From left, Amanda Fuller as Brittany Murphy in Lifetime's "The Brittany Murphy Story," and Brittany Murphy in Beverly Hills, Calif., Dec. 1, 2009.
camera (Lifetime | Gregg DeGuire/Getty Images) From left, Amanda Fuller as Brittany Murphy in Lifetime's "The Brittany Murphy Story," and Brittany Murphy in Beverly Hills, Calif., Dec. 1, 2009.

Amanda Fuller grew up watching Brittany Murphy so much that she and her friends would throw "Clueless" parties. Now, Fuller is stepping into the late actress's shoes for "The Brittany Murphy Story," set to air tonight on Lifetime at 8 p.m. EST.

"It's very surreal to be in this position," she told ABC News. "Beyond ['Clueless'] like 'Girl Interrupted,' and all the films she was a part of, I feel like molded me as an actor. Maybe there was a reason why it all came together this way."

"I knew her more from her blockbuster career, then came to realize [through her indie movies and other smaller roles] she's an incredible talent that was totally under utilized," Fuller said, comparing the late star to the likes of Marilyn Monroe.

Read: Was Brittany Murphy Poisoned to Death?

Related: Brittany Murphy's Final Movie to Be Released

Murphy had her big break in the 1995 classic hit featuring Alicia Silverstone, then forged a career all her own, starring in other movies like "Just Married" and "Sin City." She married Simon Monjack in 2007 and mysteriously died in 2009 at the age of 32 after going into cardiac arrest. She had been suffering from pneumonia at the time of her death.

Years later, Angelo Bertolotti, Murphy's father, claimed she was poisoned.

"I have a feeling that there was a definite murder situation here," he told "Good Morning America" last year.

Fuller, 30, is more inclined to agree that pneumonia and related anemia caused her death.

"I truly believe that what we know to be true from the coroner's report is what is true," she said. "I don't play into any of the controversy stuff, murder and all that."

The movie will show how Murphy changed quite a bit physically over her career -- losing weight and going blonde. Fuller said she can relate.

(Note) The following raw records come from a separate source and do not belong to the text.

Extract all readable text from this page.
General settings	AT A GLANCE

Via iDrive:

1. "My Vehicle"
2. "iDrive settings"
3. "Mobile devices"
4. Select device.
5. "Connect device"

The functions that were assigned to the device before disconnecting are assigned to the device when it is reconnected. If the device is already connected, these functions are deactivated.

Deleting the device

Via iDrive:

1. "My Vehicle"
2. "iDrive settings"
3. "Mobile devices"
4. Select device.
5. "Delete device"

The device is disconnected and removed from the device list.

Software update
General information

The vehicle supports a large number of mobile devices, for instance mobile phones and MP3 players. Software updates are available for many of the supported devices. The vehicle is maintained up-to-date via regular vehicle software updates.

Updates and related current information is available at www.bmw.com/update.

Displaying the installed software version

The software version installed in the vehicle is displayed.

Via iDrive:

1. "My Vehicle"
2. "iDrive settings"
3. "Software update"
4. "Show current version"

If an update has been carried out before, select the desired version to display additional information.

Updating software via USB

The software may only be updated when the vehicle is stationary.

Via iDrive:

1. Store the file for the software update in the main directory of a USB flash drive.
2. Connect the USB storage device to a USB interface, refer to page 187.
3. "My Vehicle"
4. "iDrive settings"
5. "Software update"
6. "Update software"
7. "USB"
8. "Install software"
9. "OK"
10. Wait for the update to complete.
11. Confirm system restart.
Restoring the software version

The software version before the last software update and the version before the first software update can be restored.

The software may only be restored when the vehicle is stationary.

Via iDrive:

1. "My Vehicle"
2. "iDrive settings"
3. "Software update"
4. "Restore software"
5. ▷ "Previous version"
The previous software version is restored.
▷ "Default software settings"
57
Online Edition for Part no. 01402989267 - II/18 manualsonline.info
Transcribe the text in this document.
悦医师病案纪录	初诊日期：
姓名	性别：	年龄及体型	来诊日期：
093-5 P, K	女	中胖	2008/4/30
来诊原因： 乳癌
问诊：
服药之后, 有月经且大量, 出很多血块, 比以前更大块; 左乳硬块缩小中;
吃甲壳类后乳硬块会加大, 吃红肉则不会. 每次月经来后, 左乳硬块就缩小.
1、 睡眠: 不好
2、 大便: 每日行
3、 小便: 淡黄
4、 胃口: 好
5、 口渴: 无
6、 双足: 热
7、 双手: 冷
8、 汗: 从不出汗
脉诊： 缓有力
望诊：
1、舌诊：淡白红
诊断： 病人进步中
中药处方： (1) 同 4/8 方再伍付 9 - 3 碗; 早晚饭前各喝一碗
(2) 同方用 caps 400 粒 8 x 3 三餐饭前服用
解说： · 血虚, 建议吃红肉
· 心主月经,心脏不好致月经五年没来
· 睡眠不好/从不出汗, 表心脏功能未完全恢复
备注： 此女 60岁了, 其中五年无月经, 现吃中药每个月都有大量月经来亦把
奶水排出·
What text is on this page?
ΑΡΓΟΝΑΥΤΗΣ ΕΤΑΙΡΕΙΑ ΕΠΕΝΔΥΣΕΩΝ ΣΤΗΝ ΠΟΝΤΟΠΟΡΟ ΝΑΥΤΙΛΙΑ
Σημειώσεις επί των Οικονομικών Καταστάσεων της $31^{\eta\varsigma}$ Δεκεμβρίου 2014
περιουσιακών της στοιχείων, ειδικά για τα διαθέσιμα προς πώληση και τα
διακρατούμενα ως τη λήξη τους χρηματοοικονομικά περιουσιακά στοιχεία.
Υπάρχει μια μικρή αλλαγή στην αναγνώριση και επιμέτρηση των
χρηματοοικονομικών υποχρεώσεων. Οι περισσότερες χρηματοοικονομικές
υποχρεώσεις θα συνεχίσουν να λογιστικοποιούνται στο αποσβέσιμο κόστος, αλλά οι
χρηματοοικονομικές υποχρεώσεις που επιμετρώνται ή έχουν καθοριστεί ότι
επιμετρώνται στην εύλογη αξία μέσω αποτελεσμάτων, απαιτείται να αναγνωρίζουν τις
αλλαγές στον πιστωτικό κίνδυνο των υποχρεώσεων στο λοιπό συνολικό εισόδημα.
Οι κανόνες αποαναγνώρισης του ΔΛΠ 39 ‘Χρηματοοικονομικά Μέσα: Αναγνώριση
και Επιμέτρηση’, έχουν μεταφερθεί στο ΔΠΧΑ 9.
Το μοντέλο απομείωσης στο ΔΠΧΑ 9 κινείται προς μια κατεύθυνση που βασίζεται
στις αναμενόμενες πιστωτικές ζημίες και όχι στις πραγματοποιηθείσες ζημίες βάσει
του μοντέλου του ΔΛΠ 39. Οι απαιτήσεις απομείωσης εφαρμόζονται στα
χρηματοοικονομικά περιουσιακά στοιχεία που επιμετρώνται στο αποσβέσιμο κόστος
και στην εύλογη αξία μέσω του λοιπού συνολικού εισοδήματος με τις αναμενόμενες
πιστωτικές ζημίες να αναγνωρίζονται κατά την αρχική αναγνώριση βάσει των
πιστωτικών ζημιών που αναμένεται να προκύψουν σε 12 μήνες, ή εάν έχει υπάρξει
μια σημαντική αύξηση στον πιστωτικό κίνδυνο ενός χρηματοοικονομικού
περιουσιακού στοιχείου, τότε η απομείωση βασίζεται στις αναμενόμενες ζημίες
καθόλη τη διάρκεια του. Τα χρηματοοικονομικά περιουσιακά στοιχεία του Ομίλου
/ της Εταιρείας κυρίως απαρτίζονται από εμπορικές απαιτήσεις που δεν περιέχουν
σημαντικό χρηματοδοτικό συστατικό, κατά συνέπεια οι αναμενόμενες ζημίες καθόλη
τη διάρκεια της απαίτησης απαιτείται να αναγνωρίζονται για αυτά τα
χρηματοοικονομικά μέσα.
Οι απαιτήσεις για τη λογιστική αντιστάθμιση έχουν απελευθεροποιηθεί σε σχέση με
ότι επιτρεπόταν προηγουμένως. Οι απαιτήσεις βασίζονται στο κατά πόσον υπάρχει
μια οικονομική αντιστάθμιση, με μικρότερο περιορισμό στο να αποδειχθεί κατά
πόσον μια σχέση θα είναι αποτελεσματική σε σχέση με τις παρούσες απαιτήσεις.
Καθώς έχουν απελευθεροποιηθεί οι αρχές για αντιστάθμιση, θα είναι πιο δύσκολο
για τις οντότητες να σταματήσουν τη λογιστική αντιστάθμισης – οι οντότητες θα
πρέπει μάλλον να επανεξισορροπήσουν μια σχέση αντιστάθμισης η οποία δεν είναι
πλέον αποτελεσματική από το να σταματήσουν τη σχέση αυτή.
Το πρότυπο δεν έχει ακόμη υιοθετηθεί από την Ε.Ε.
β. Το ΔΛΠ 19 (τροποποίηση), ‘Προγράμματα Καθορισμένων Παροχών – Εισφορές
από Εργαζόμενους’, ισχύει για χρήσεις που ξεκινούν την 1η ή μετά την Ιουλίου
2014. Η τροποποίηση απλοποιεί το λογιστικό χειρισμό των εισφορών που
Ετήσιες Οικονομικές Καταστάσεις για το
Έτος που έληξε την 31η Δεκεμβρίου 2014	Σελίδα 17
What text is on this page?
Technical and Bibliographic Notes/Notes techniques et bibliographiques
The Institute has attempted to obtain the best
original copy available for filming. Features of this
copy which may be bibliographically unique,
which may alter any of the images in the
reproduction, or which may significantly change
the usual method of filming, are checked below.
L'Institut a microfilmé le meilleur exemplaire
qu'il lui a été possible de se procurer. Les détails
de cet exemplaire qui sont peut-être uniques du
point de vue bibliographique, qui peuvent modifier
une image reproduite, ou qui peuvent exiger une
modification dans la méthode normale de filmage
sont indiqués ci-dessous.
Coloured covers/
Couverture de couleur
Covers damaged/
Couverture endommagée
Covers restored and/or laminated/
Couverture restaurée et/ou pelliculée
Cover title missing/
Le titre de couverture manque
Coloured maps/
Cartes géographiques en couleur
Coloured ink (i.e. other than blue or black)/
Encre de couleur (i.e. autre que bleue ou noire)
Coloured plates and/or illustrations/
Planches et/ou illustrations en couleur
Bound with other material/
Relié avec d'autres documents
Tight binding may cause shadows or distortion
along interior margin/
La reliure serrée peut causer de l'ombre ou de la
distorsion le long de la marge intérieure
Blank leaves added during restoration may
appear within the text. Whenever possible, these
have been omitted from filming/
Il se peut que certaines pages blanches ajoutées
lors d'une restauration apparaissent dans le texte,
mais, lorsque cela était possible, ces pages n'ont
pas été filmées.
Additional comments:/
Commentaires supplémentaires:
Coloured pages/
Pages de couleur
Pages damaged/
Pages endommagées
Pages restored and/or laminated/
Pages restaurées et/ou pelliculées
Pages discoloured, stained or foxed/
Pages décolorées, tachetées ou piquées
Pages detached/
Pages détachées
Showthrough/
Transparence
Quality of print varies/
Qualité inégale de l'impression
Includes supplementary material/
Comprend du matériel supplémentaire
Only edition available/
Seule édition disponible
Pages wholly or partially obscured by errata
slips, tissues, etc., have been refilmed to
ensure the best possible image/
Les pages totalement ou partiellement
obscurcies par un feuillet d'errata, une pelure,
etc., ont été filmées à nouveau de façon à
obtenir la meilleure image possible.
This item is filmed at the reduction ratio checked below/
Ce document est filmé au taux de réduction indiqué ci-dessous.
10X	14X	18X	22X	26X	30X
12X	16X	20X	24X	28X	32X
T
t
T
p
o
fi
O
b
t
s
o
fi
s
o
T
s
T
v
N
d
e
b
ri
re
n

"I think most actors go through that," Fuller admitted, saying there have been people who focused on her weight and other physical attributes throughout her career.

Fuller noted Murphy's obsession with high heels "because she was so small."

"I think what was so ironic was people fell in love with her in the beginning as her authentic self," she added. "A crazy girl from Jersey with that quirky spirit and she never lost that spark."

Amanda Fuller as Brittany Murphy in a scene from "The Brittany Murphy Story," premiering Sept. 6 on Lifetime.(Courtesy Lifetime) Amanda Fuller as Brittany Murphy in a scene from "The Brittany Murphy Story," premiering Sept. 6 on Lifetime.

As for looking like Murphy, Fuller knows the two aren't twins.

"The movie is more about trying to capture her essence that she had and shed light to that struggle she had as she went further into the business," she said. "The producers told me 'This is not a look-alike piece.' Hopefully once people get into the story, they forget that I don't look exactly like Brittany, but follow the journey of the relationships."

Fuller said she learned a lot about Murphy she didn't know while filming the movie.

"I didn't know her mom battled cancer and both those times, Brittany basically dropped her career to be there for her mom," she said.

One person who does not agree with the story line of this movie is Murphy's father, Bertolotti.

“I am disgusted and outraged,” he told Examiner of the project. He said the story is "completely untrue."

Fuller said Bertolotti has gone as far as to tweet her. According to his tweets, Bertolotti claims he's upset that the biopic refers to his daughter as a "chunky monkey," among other gripes.

Sharon, Brittany's mother, has not been involved, but Fuller said, "I think if she were to see the film, she would see the intent was only to honor Brittany's memory and bring her beautiful spirit to life."

Fans of the late actress have also spoken out about the project on social media. But Fuller is unfazed and proud to be a part of the film.

"It comes with the territory," she said. "Everyone's going to have their opinions."